CHARLEROI, Pa. (KDKA) - Washington County District Attorney Jason Walsh and state Rep. Natalie Mihalek are working together to change the law in Pennsylvania when it comes to the crime of concealing the death of a child. They're doing this in response to a horrific case in Charleroi involving a baby boy.
Mihalek is calling this legislation Archer's Law, named after the baby investigators found concealed in a wall inside a home in Charleroi last November. Walsh and Mihalek gathered at Courthouse Square in the City of Washington to officially announce the new bill.
"Our most precious asset in any county are our children," said Walsh.

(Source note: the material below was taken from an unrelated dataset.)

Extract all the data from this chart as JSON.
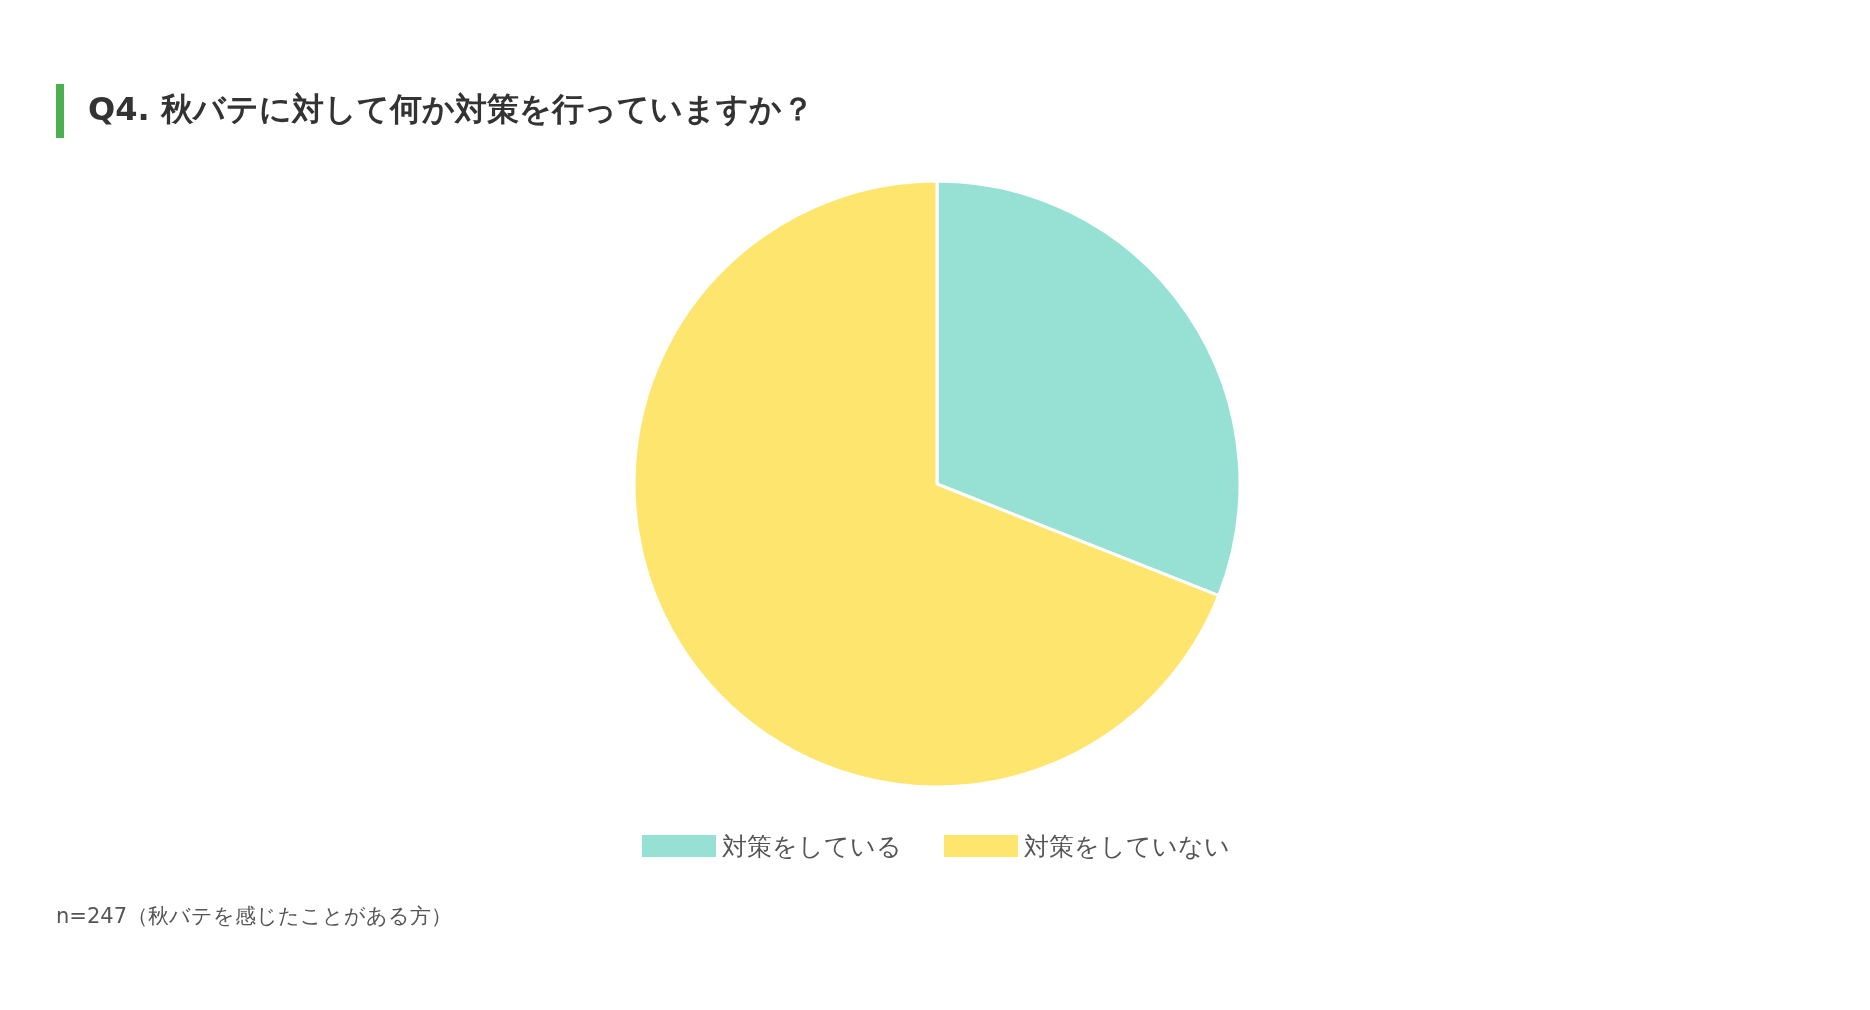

Walsh said it's his job to protect innocent children and prosecute the people who hurt them.
This new push stems from the case involving Kylie Wilt and Alan Hollis, who are accused of hiding their dead baby's body. The child's corpse was found months after investigators believe the little boy died.

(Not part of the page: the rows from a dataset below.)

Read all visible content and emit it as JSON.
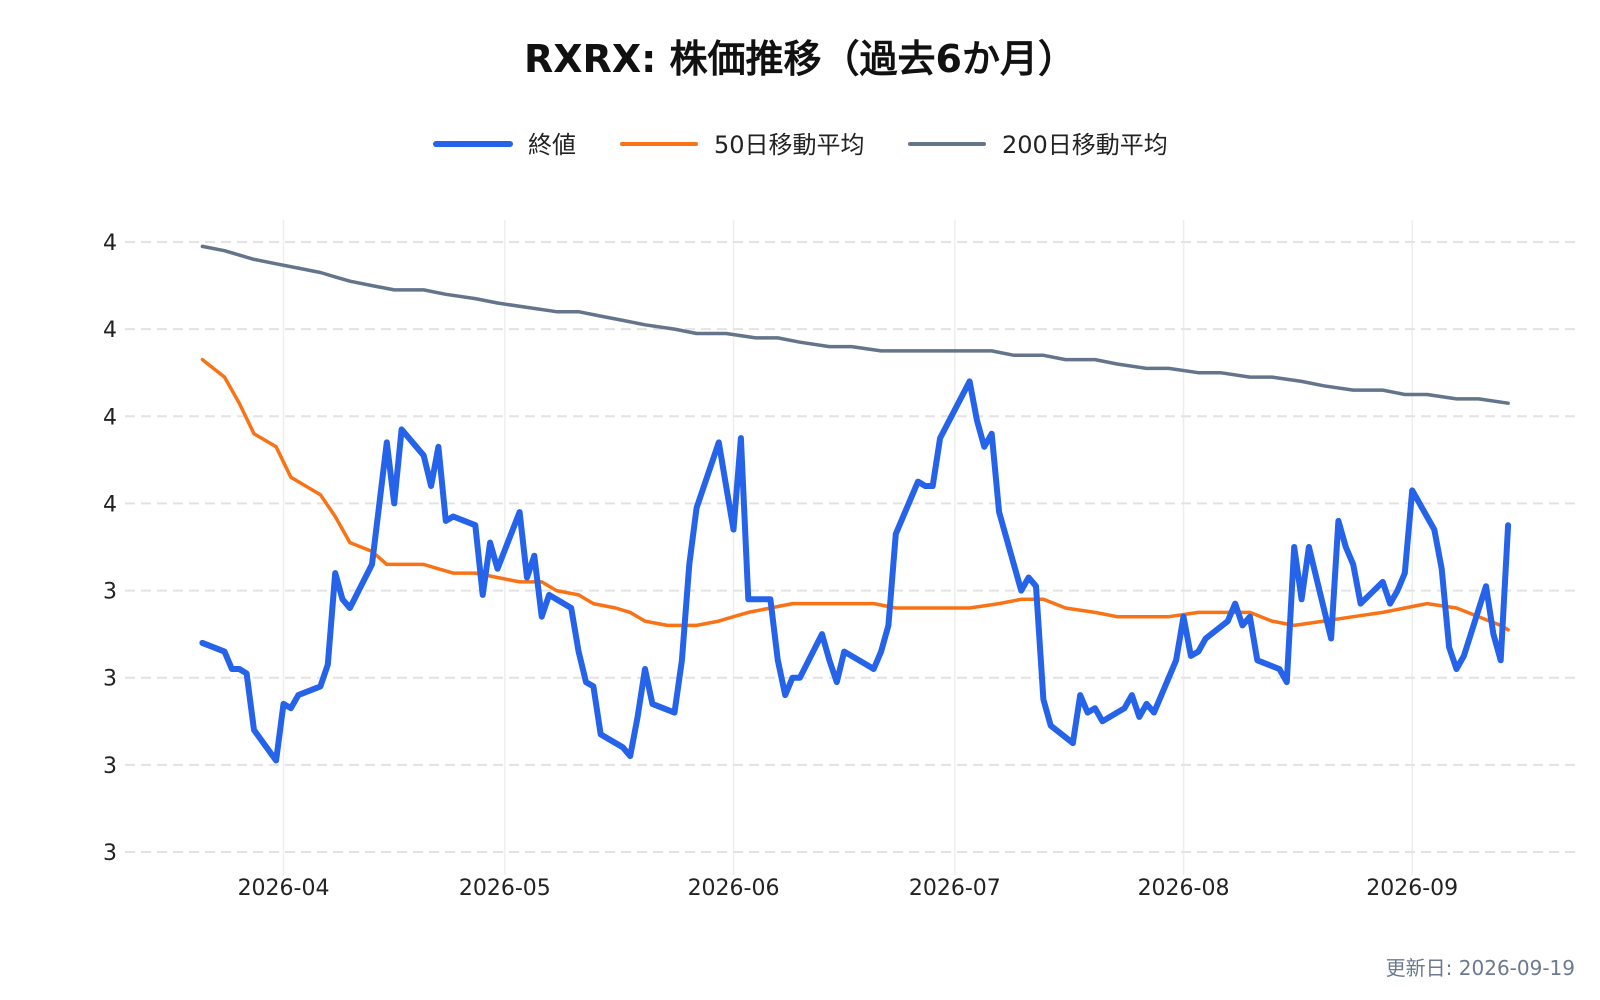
{
  "chart_data": {
    "type": "line",
    "title": "RXRX: 株価推移（過去6か月）",
    "xlabel": "",
    "ylabel": "",
    "footer": "更新日: 2026-09-19",
    "y_tick_labels": [
      "3",
      "3",
      "3",
      "3",
      "4",
      "4",
      "4",
      "4"
    ],
    "ylim": [
      2.6,
      4.0
    ],
    "xlim": [
      "2026-03-20",
      "2026-09-19"
    ],
    "x_ticks": [
      "2026-04-01",
      "2026-05-01",
      "2026-06-01",
      "2026-07-01",
      "2026-08-01",
      "2026-09-01"
    ],
    "x_tick_labels": [
      "2026-04",
      "2026-05",
      "2026-06",
      "2026-07",
      "2026-08",
      "2026-09"
    ],
    "grid": true,
    "legend_position": "top",
    "series": [
      {
        "name": "終値",
        "color": "#2563eb",
        "points": [
          [
            "2026-03-21",
            3.08
          ],
          [
            "2026-03-24",
            3.06
          ],
          [
            "2026-03-25",
            3.02
          ],
          [
            "2026-03-26",
            3.02
          ],
          [
            "2026-03-27",
            3.01
          ],
          [
            "2026-03-28",
            2.88
          ],
          [
            "2026-03-31",
            2.81
          ],
          [
            "2026-04-01",
            2.94
          ],
          [
            "2026-04-02",
            2.93
          ],
          [
            "2026-04-03",
            2.96
          ],
          [
            "2026-04-06",
            2.98
          ],
          [
            "2026-04-07",
            3.03
          ],
          [
            "2026-04-08",
            3.24
          ],
          [
            "2026-04-09",
            3.18
          ],
          [
            "2026-04-10",
            3.16
          ],
          [
            "2026-04-13",
            3.26
          ],
          [
            "2026-04-14",
            3.4
          ],
          [
            "2026-04-15",
            3.54
          ],
          [
            "2026-04-16",
            3.4
          ],
          [
            "2026-04-17",
            3.57
          ],
          [
            "2026-04-20",
            3.51
          ],
          [
            "2026-04-21",
            3.44
          ],
          [
            "2026-04-22",
            3.53
          ],
          [
            "2026-04-23",
            3.36
          ],
          [
            "2026-04-24",
            3.37
          ],
          [
            "2026-04-27",
            3.35
          ],
          [
            "2026-04-28",
            3.19
          ],
          [
            "2026-04-29",
            3.31
          ],
          [
            "2026-04-30",
            3.25
          ],
          [
            "2026-05-03",
            3.38
          ],
          [
            "2026-05-04",
            3.23
          ],
          [
            "2026-05-05",
            3.28
          ],
          [
            "2026-05-06",
            3.14
          ],
          [
            "2026-05-07",
            3.19
          ],
          [
            "2026-05-10",
            3.16
          ],
          [
            "2026-05-11",
            3.06
          ],
          [
            "2026-05-12",
            2.99
          ],
          [
            "2026-05-13",
            2.98
          ],
          [
            "2026-05-14",
            2.87
          ],
          [
            "2026-05-17",
            2.84
          ],
          [
            "2026-05-18",
            2.82
          ],
          [
            "2026-05-19",
            2.91
          ],
          [
            "2026-05-20",
            3.02
          ],
          [
            "2026-05-21",
            2.94
          ],
          [
            "2026-05-24",
            2.92
          ],
          [
            "2026-05-25",
            3.04
          ],
          [
            "2026-05-26",
            3.26
          ],
          [
            "2026-05-27",
            3.39
          ],
          [
            "2026-05-30",
            3.54
          ],
          [
            "2026-05-31",
            3.44
          ],
          [
            "2026-06-01",
            3.34
          ],
          [
            "2026-06-02",
            3.55
          ],
          [
            "2026-06-03",
            3.18
          ],
          [
            "2026-06-06",
            3.18
          ],
          [
            "2026-06-07",
            3.04
          ],
          [
            "2026-06-08",
            2.96
          ],
          [
            "2026-06-09",
            3.0
          ],
          [
            "2026-06-10",
            3.0
          ],
          [
            "2026-06-13",
            3.1
          ],
          [
            "2026-06-14",
            3.04
          ],
          [
            "2026-06-15",
            2.99
          ],
          [
            "2026-06-16",
            3.06
          ],
          [
            "2026-06-19",
            3.03
          ],
          [
            "2026-06-20",
            3.02
          ],
          [
            "2026-06-21",
            3.06
          ],
          [
            "2026-06-22",
            3.12
          ],
          [
            "2026-06-23",
            3.33
          ],
          [
            "2026-06-26",
            3.45
          ],
          [
            "2026-06-27",
            3.44
          ],
          [
            "2026-06-28",
            3.44
          ],
          [
            "2026-06-29",
            3.55
          ],
          [
            "2026-07-03",
            3.68
          ],
          [
            "2026-07-04",
            3.59
          ],
          [
            "2026-07-05",
            3.53
          ],
          [
            "2026-07-06",
            3.56
          ],
          [
            "2026-07-07",
            3.38
          ],
          [
            "2026-07-10",
            3.2
          ],
          [
            "2026-07-11",
            3.23
          ],
          [
            "2026-07-12",
            3.21
          ],
          [
            "2026-07-13",
            2.95
          ],
          [
            "2026-07-14",
            2.89
          ],
          [
            "2026-07-17",
            2.85
          ],
          [
            "2026-07-18",
            2.96
          ],
          [
            "2026-07-19",
            2.92
          ],
          [
            "2026-07-20",
            2.93
          ],
          [
            "2026-07-21",
            2.9
          ],
          [
            "2026-07-24",
            2.93
          ],
          [
            "2026-07-25",
            2.96
          ],
          [
            "2026-07-26",
            2.91
          ],
          [
            "2026-07-27",
            2.94
          ],
          [
            "2026-07-28",
            2.92
          ],
          [
            "2026-07-31",
            3.04
          ],
          [
            "2026-08-01",
            3.14
          ],
          [
            "2026-08-02",
            3.05
          ],
          [
            "2026-08-03",
            3.06
          ],
          [
            "2026-08-04",
            3.09
          ],
          [
            "2026-08-07",
            3.13
          ],
          [
            "2026-08-08",
            3.17
          ],
          [
            "2026-08-09",
            3.12
          ],
          [
            "2026-08-10",
            3.14
          ],
          [
            "2026-08-11",
            3.04
          ],
          [
            "2026-08-14",
            3.02
          ],
          [
            "2026-08-15",
            2.99
          ],
          [
            "2026-08-16",
            3.3
          ],
          [
            "2026-08-17",
            3.18
          ],
          [
            "2026-08-18",
            3.3
          ],
          [
            "2026-08-21",
            3.09
          ],
          [
            "2026-08-22",
            3.36
          ],
          [
            "2026-08-23",
            3.3
          ],
          [
            "2026-08-24",
            3.26
          ],
          [
            "2026-08-25",
            3.17
          ],
          [
            "2026-08-28",
            3.22
          ],
          [
            "2026-08-29",
            3.17
          ],
          [
            "2026-08-30",
            3.2
          ],
          [
            "2026-08-31",
            3.24
          ],
          [
            "2026-09-01",
            3.43
          ],
          [
            "2026-09-04",
            3.34
          ],
          [
            "2026-09-05",
            3.25
          ],
          [
            "2026-09-06",
            3.07
          ],
          [
            "2026-09-07",
            3.02
          ],
          [
            "2026-09-08",
            3.05
          ],
          [
            "2026-09-11",
            3.21
          ],
          [
            "2026-09-12",
            3.1
          ],
          [
            "2026-09-13",
            3.04
          ],
          [
            "2026-09-14",
            3.35
          ]
        ]
      },
      {
        "name": "50日移動平均",
        "color": "#f97316",
        "points": [
          [
            "2026-03-21",
            3.73
          ],
          [
            "2026-03-24",
            3.69
          ],
          [
            "2026-03-26",
            3.63
          ],
          [
            "2026-03-28",
            3.56
          ],
          [
            "2026-03-31",
            3.53
          ],
          [
            "2026-04-02",
            3.46
          ],
          [
            "2026-04-06",
            3.42
          ],
          [
            "2026-04-08",
            3.37
          ],
          [
            "2026-04-10",
            3.31
          ],
          [
            "2026-04-13",
            3.29
          ],
          [
            "2026-04-15",
            3.26
          ],
          [
            "2026-04-17",
            3.26
          ],
          [
            "2026-04-20",
            3.26
          ],
          [
            "2026-04-22",
            3.25
          ],
          [
            "2026-04-24",
            3.24
          ],
          [
            "2026-04-27",
            3.24
          ],
          [
            "2026-04-30",
            3.23
          ],
          [
            "2026-05-03",
            3.22
          ],
          [
            "2026-05-06",
            3.22
          ],
          [
            "2026-05-08",
            3.2
          ],
          [
            "2026-05-11",
            3.19
          ],
          [
            "2026-05-13",
            3.17
          ],
          [
            "2026-05-16",
            3.16
          ],
          [
            "2026-05-18",
            3.15
          ],
          [
            "2026-05-20",
            3.13
          ],
          [
            "2026-05-23",
            3.12
          ],
          [
            "2026-05-25",
            3.12
          ],
          [
            "2026-05-27",
            3.12
          ],
          [
            "2026-05-30",
            3.13
          ],
          [
            "2026-06-01",
            3.14
          ],
          [
            "2026-06-03",
            3.15
          ],
          [
            "2026-06-06",
            3.16
          ],
          [
            "2026-06-09",
            3.17
          ],
          [
            "2026-06-13",
            3.17
          ],
          [
            "2026-06-16",
            3.17
          ],
          [
            "2026-06-20",
            3.17
          ],
          [
            "2026-06-23",
            3.16
          ],
          [
            "2026-06-27",
            3.16
          ],
          [
            "2026-06-30",
            3.16
          ],
          [
            "2026-07-03",
            3.16
          ],
          [
            "2026-07-07",
            3.17
          ],
          [
            "2026-07-10",
            3.18
          ],
          [
            "2026-07-13",
            3.18
          ],
          [
            "2026-07-16",
            3.16
          ],
          [
            "2026-07-20",
            3.15
          ],
          [
            "2026-07-23",
            3.14
          ],
          [
            "2026-07-27",
            3.14
          ],
          [
            "2026-07-30",
            3.14
          ],
          [
            "2026-08-03",
            3.15
          ],
          [
            "2026-08-06",
            3.15
          ],
          [
            "2026-08-10",
            3.15
          ],
          [
            "2026-08-13",
            3.13
          ],
          [
            "2026-08-16",
            3.12
          ],
          [
            "2026-08-20",
            3.13
          ],
          [
            "2026-08-24",
            3.14
          ],
          [
            "2026-08-28",
            3.15
          ],
          [
            "2026-08-31",
            3.16
          ],
          [
            "2026-09-03",
            3.17
          ],
          [
            "2026-09-07",
            3.16
          ],
          [
            "2026-09-10",
            3.14
          ],
          [
            "2026-09-13",
            3.12
          ],
          [
            "2026-09-14",
            3.11
          ]
        ]
      },
      {
        "name": "200日移動平均",
        "color": "#64748b",
        "points": [
          [
            "2026-03-21",
            3.99
          ],
          [
            "2026-03-24",
            3.98
          ],
          [
            "2026-03-26",
            3.97
          ],
          [
            "2026-03-28",
            3.96
          ],
          [
            "2026-03-31",
            3.95
          ],
          [
            "2026-04-03",
            3.94
          ],
          [
            "2026-04-06",
            3.93
          ],
          [
            "2026-04-08",
            3.92
          ],
          [
            "2026-04-10",
            3.91
          ],
          [
            "2026-04-13",
            3.9
          ],
          [
            "2026-04-16",
            3.89
          ],
          [
            "2026-04-20",
            3.89
          ],
          [
            "2026-04-23",
            3.88
          ],
          [
            "2026-04-27",
            3.87
          ],
          [
            "2026-04-30",
            3.86
          ],
          [
            "2026-05-04",
            3.85
          ],
          [
            "2026-05-08",
            3.84
          ],
          [
            "2026-05-11",
            3.84
          ],
          [
            "2026-05-14",
            3.83
          ],
          [
            "2026-05-17",
            3.82
          ],
          [
            "2026-05-20",
            3.81
          ],
          [
            "2026-05-24",
            3.8
          ],
          [
            "2026-05-27",
            3.79
          ],
          [
            "2026-05-31",
            3.79
          ],
          [
            "2026-06-04",
            3.78
          ],
          [
            "2026-06-07",
            3.78
          ],
          [
            "2026-06-10",
            3.77
          ],
          [
            "2026-06-14",
            3.76
          ],
          [
            "2026-06-17",
            3.76
          ],
          [
            "2026-06-21",
            3.75
          ],
          [
            "2026-06-25",
            3.75
          ],
          [
            "2026-06-29",
            3.75
          ],
          [
            "2026-07-02",
            3.75
          ],
          [
            "2026-07-06",
            3.75
          ],
          [
            "2026-07-09",
            3.74
          ],
          [
            "2026-07-13",
            3.74
          ],
          [
            "2026-07-16",
            3.73
          ],
          [
            "2026-07-20",
            3.73
          ],
          [
            "2026-07-23",
            3.72
          ],
          [
            "2026-07-27",
            3.71
          ],
          [
            "2026-07-30",
            3.71
          ],
          [
            "2026-08-03",
            3.7
          ],
          [
            "2026-08-06",
            3.7
          ],
          [
            "2026-08-10",
            3.69
          ],
          [
            "2026-08-13",
            3.69
          ],
          [
            "2026-08-17",
            3.68
          ],
          [
            "2026-08-20",
            3.67
          ],
          [
            "2026-08-24",
            3.66
          ],
          [
            "2026-08-28",
            3.66
          ],
          [
            "2026-08-31",
            3.65
          ],
          [
            "2026-09-03",
            3.65
          ],
          [
            "2026-09-07",
            3.64
          ],
          [
            "2026-09-10",
            3.64
          ],
          [
            "2026-09-14",
            3.63
          ]
        ]
      }
    ]
  }
}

"When looking for that child, I had my office scouring our crime book and statutes that the most I could charge these individuals was a second-degree misdemeanor," said Walsh.
A second-degree misdemeanor, Walsh says, for concealing the death of a child. Walsh says he was shocked.
"The same as if you had a retail theft of a certain amount of money, the same as if you committed a simple assault," said Walsh.
He reached out to Mihalek with the hope of upgrading the law from a misdemeanor to a felony.
"Concealing the death of a child would still exist. This just adds a section onto it for aggravating circumstances. For a situation like this and there's specific language that it shocks the family conscience," said Mihalek.
Mihalek said she and Walsh discussed his concerns before a homicide charge was filed against the couple in December.
Meantime, KDKA reached out to Wilt and Hollis' family to get their thoughts on the legislation. Wilt's sister Shelby Wilt said over text that she's in support of Archer's Law, while Hollis' mother Beth Hollis said over the phone that she's touched by the law and that the punishment needs to fit the crime.
Right now, Mihalek says the legislation has 31 co-sponsors, including state Rep. Bud Cook who was also at Thursday's news conference. Mihalek says she hopes to get more support before heading to the House Judiciary Committee for a vote. Meantime, Hollis and Wilt remain behind bars.
Walsh said they will be back in court for their formal arraignment on Feb. 18 at 10 a.m.